Quem teme a velhice, sentirá um estranhamento, alguma dificuldade para digerir o filme Histórias Mínimas, de Carlo Sorín.
Don Justo não pode sequer ficar de pé. O filho corre a socorrê-lo: deixe que eu faço; deixe que eu pego, deixe a vida comigo. Don Justo permanece sentado, como diria Raul Seixas, esperando a morte chegar. Não pode desfrutar o jantar, a nora corta e recorta o bife até esmigalhá-lo para não exigir esforços do sogro velho e cansado. Don Justo vive uma vida insossa. Vive a morte na vastidão da Patagônia.
Três histórias se cruzam no filme “Histórias Mínimas”, de Carlo Sorín, mas é a história de Don Justo que se destaca. O velho, herói fora de hora, recebe um chamado à aventura. O arauto, um empoeirado caminhoneiro, diz acreditar ter visto Malacara, o inseparável cão de Don Justo que o largou depois de sofrer uma grande decepção, em um canteiro de obras na província de San Julian.
Há poucos dias o velho havia ganho de um alpinista uma bota novinha. O objeto mágico manda sinais, convence o velho que pode levá-lo a qualquer lugar. Don Justo atende ao chamado.
Outros dois moradores da região seguem na mesma direção atendendo a chamados distintos. Maria Flores, sorteada para participar de um programa de TV tipo Roda da Fortuna, deseja não apenas o grande prêmio, mas aparece para o mundo dentro daquele quadrado mágico. Roberto, vendedor ambulante, segue para San Julian com o objetivo de comemorar o aniversário de Rene, filho da mulher dos seus sonhos, uma viúva que perdeu o marido em um raro acidente provocado por um raro carro.
A peãozada comemora o fim da jornada com música, bebida e churrasco. Don Justo entra na dança, bebe, saboreia nacos de carne rasgadas com os dentes e baila com a vida. Don Justo vive. Dorme no alojamento e no dia seguinte tem uma conversa muito séria com o cão fujão.
Contando assim não dá para se ter uma ideia dos meandros dessa história que tem início no consultório de um oftalmologista e termina com Don Justo alcançando o perdão que fará com que os últimos anos de sua vida se tornem mais leves.
A história de Don Justo está umbilicalmente ligada a do vendedor Roberto.
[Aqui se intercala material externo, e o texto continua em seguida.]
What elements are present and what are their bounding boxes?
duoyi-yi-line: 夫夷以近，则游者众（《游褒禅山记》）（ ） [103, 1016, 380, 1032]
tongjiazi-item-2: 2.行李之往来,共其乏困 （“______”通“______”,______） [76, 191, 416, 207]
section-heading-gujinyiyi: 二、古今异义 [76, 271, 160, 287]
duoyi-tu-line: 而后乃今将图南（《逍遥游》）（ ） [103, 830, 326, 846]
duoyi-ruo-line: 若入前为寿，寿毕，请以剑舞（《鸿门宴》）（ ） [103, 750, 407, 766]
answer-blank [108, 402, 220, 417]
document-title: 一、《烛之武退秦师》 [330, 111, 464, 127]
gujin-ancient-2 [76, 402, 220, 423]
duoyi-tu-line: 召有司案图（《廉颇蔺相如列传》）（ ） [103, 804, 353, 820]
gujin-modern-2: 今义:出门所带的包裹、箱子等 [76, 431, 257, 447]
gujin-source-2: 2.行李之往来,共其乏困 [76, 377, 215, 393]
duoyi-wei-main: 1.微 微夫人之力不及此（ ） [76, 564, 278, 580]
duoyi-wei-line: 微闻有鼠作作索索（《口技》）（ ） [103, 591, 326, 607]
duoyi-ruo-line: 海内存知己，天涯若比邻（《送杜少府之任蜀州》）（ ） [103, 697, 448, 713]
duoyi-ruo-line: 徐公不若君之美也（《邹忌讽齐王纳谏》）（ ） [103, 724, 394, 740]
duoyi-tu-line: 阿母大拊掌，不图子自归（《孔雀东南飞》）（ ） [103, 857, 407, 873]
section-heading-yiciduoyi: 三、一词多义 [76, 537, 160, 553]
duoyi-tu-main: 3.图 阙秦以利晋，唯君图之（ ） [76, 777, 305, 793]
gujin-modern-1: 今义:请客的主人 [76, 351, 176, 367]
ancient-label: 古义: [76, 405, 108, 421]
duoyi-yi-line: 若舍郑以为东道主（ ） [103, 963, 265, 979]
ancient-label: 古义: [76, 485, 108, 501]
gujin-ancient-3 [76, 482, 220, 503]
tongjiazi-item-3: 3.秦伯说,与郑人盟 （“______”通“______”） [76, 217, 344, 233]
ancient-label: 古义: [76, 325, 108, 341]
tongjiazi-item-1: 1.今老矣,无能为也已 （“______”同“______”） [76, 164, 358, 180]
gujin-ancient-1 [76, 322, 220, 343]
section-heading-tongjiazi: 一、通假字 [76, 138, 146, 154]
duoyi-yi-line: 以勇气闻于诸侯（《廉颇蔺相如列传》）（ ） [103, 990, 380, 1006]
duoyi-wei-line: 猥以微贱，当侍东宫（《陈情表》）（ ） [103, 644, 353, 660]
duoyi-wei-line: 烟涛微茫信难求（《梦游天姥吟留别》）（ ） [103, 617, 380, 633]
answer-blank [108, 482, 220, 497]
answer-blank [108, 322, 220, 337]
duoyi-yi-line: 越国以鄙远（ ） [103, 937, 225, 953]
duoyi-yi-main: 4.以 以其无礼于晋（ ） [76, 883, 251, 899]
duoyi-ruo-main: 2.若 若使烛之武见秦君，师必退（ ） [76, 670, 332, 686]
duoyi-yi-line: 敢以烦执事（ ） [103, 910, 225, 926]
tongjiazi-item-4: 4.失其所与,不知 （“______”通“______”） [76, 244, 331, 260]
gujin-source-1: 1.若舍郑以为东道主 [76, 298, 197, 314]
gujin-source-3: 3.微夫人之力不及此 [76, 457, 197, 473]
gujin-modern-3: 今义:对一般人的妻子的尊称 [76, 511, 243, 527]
Eles não sabem, e se você cochilar é provável que fique sem saber. Mas isso não altera em nada a beleza do filme, das jornadas empreendidas por cada personagem e o resultado inusitado de cada uma delas.
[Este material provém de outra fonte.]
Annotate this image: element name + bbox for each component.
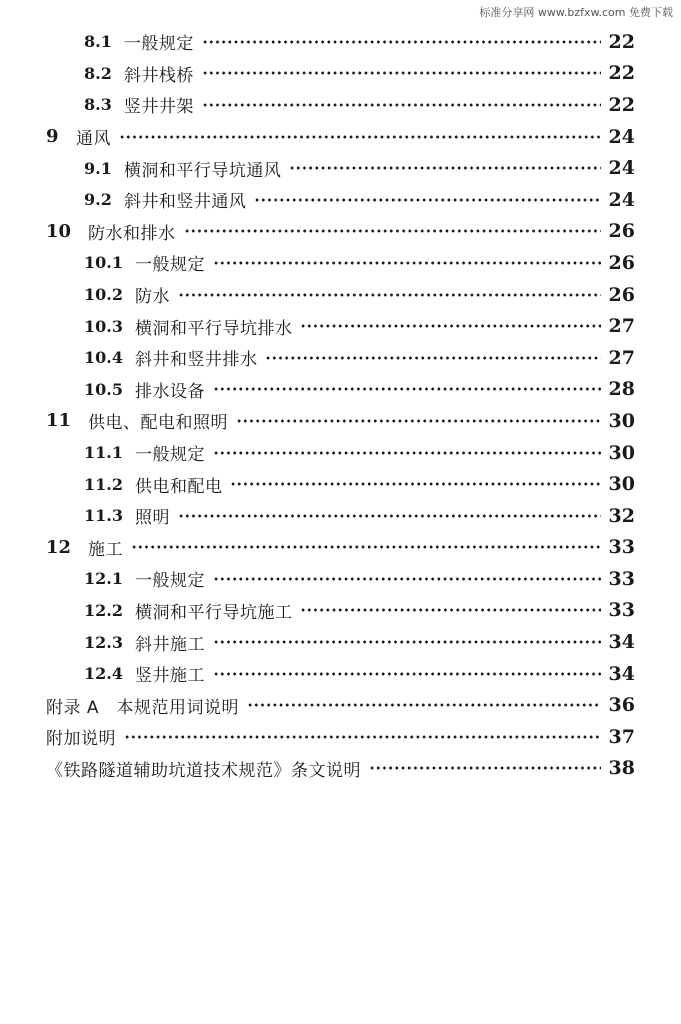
toc-entry[interactable]: [0, 247, 681, 279]
dot-leader: [369, 766, 601, 770]
dot-leader: [213, 387, 601, 391]
site-watermark: 标准分享网 www.bzfxw.com 免费下载: [479, 6, 673, 19]
dot-leader: [300, 608, 600, 612]
toc-entry[interactable]: [0, 753, 681, 785]
section-title: 附加说明: [46, 729, 116, 750]
section-title: 横洞和平行导坑施工: [134, 602, 293, 623]
section-title: 防水和排水: [88, 223, 176, 244]
section-title: 斜井栈桥: [123, 65, 194, 86]
page-number: 30: [608, 409, 635, 432]
page-number: 36: [608, 694, 635, 717]
section-number: 10.5: [84, 379, 123, 399]
page-number: 26: [608, 251, 635, 274]
section-number: 10.3: [84, 316, 123, 336]
dot-leader: [236, 419, 601, 423]
dot-leader: [119, 135, 601, 139]
toc-entry[interactable]: [0, 310, 681, 342]
toc-entry[interactable]: [0, 500, 681, 532]
section-number: 12.3: [84, 632, 123, 652]
toc-entry[interactable]: [0, 374, 681, 406]
dot-leader: [254, 198, 600, 202]
section-number: 11.2: [84, 474, 123, 494]
dot-leader: [289, 166, 600, 170]
toc-entry[interactable]: [0, 184, 681, 216]
dot-leader: [202, 71, 601, 75]
page-number: 34: [608, 631, 635, 654]
section-title: 照明: [134, 508, 170, 529]
page-number: 24: [608, 188, 635, 211]
section-title: 供电、配电和照明: [88, 413, 228, 434]
section-number: 12.4: [84, 664, 123, 684]
toc-entry[interactable]: [0, 689, 681, 721]
section-number: 10.2: [84, 285, 123, 305]
toc-entry[interactable]: [0, 216, 681, 248]
section-number: 10: [46, 220, 72, 242]
page-number: 38: [608, 757, 635, 780]
page-number: 32: [608, 504, 635, 527]
page-number: 22: [608, 62, 635, 85]
toc-entry[interactable]: [0, 405, 681, 437]
toc-entry[interactable]: [0, 58, 681, 90]
page-number: 33: [608, 567, 635, 590]
section-title: 排水设备: [134, 381, 205, 402]
page-number: 22: [608, 93, 635, 116]
dot-leader: [230, 482, 600, 486]
section-title: 一般规定: [134, 571, 205, 592]
toc-entry[interactable]: [0, 595, 681, 627]
section-title: 防水: [134, 287, 170, 308]
toc-entry[interactable]: [0, 468, 681, 500]
dot-leader: [202, 40, 601, 44]
toc-entry[interactable]: [0, 626, 681, 658]
section-title: 通风: [76, 129, 111, 150]
dot-leader: [124, 735, 601, 739]
section-title: 施工: [88, 539, 123, 560]
toc-entry[interactable]: [0, 658, 681, 690]
section-title: 斜井和竖井通风: [123, 192, 247, 213]
toc-entry[interactable]: [0, 563, 681, 595]
page-number: 33: [608, 599, 635, 622]
toc-entry[interactable]: [0, 152, 681, 184]
dot-leader: [213, 451, 601, 455]
page-number: 22: [608, 30, 635, 53]
section-title: 一般规定: [134, 255, 205, 276]
section-title: 竖井施工: [134, 666, 205, 687]
page-number: 24: [608, 125, 635, 148]
dot-leader: [178, 514, 601, 518]
section-title: 斜井和竖井排水: [134, 350, 258, 371]
section-number: 10.4: [84, 348, 123, 368]
page-number: 26: [608, 283, 635, 306]
dot-leader: [300, 324, 600, 328]
section-number: 8.1: [84, 32, 112, 52]
page-number: 30: [608, 441, 635, 464]
section-number: 9: [46, 126, 59, 148]
page-number: 28: [608, 378, 635, 401]
toc-entry[interactable]: [0, 721, 681, 753]
section-title: 横洞和平行导坑通风: [123, 160, 282, 181]
section-title: 竖井井架: [123, 97, 194, 118]
section-title: 横洞和平行导坑排水: [134, 318, 293, 339]
section-number: 9.1: [84, 158, 112, 178]
page-number: 37: [608, 725, 635, 748]
dot-leader: [265, 356, 600, 360]
section-number: 12: [46, 536, 72, 558]
page-number: 24: [608, 157, 635, 180]
section-title: 供电和配电: [134, 476, 223, 497]
section-number: 9.2: [84, 190, 112, 210]
page-number: 34: [608, 662, 635, 685]
dot-leader: [213, 640, 601, 644]
page-number: 30: [608, 473, 635, 496]
section-number: 8.2: [84, 63, 112, 83]
dot-leader: [202, 103, 601, 107]
table-of-contents: [0, 26, 681, 784]
section-number: 8.3: [84, 95, 112, 115]
dot-leader: [213, 577, 601, 581]
toc-entry[interactable]: [0, 437, 681, 469]
page-number: 26: [608, 220, 635, 243]
section-number: 12.2: [84, 600, 123, 620]
toc-entry[interactable]: [0, 89, 681, 121]
section-number: 11: [46, 410, 72, 432]
dot-leader: [213, 261, 601, 265]
dot-leader: [184, 229, 601, 233]
toc-entry[interactable]: [0, 532, 681, 564]
section-title: 《铁路隧道辅助坑道技术规范》条文说明: [46, 760, 361, 781]
dot-leader: [213, 672, 601, 676]
section-title: 一般规定: [123, 34, 194, 55]
toc-entry[interactable]: [0, 342, 681, 374]
toc-entry[interactable]: [0, 121, 681, 153]
section-title: 一般规定: [134, 445, 205, 466]
page-number: 33: [608, 536, 635, 559]
dot-leader: [247, 703, 601, 707]
page-number: 27: [608, 346, 635, 369]
section-number: 10.1: [84, 253, 123, 273]
toc-entry[interactable]: [0, 279, 681, 311]
section-number: 12.1: [84, 569, 123, 589]
section-title: 附录 A 本规范用词说明: [46, 697, 240, 718]
section-number: 11.1: [84, 443, 123, 463]
section-number: 11.3: [84, 506, 123, 526]
dot-leader: [131, 545, 601, 549]
page-number: 27: [608, 315, 635, 338]
dot-leader: [178, 293, 601, 297]
section-title: 斜井施工: [134, 634, 205, 655]
toc-entry[interactable]: [0, 26, 681, 58]
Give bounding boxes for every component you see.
Quem teme a velhice, sentirá um estranhamento, alguma dificuldade para digerir o filme. Embora tenha outras duas histórias marcantes, a história de Don Justo é a que impacta mais. Faça um teste e depois nos conte como foi assistir a Histórias Mínimas do diretor argentino Carlo Sorín com o brilhante roteiro de Pablo Solarz.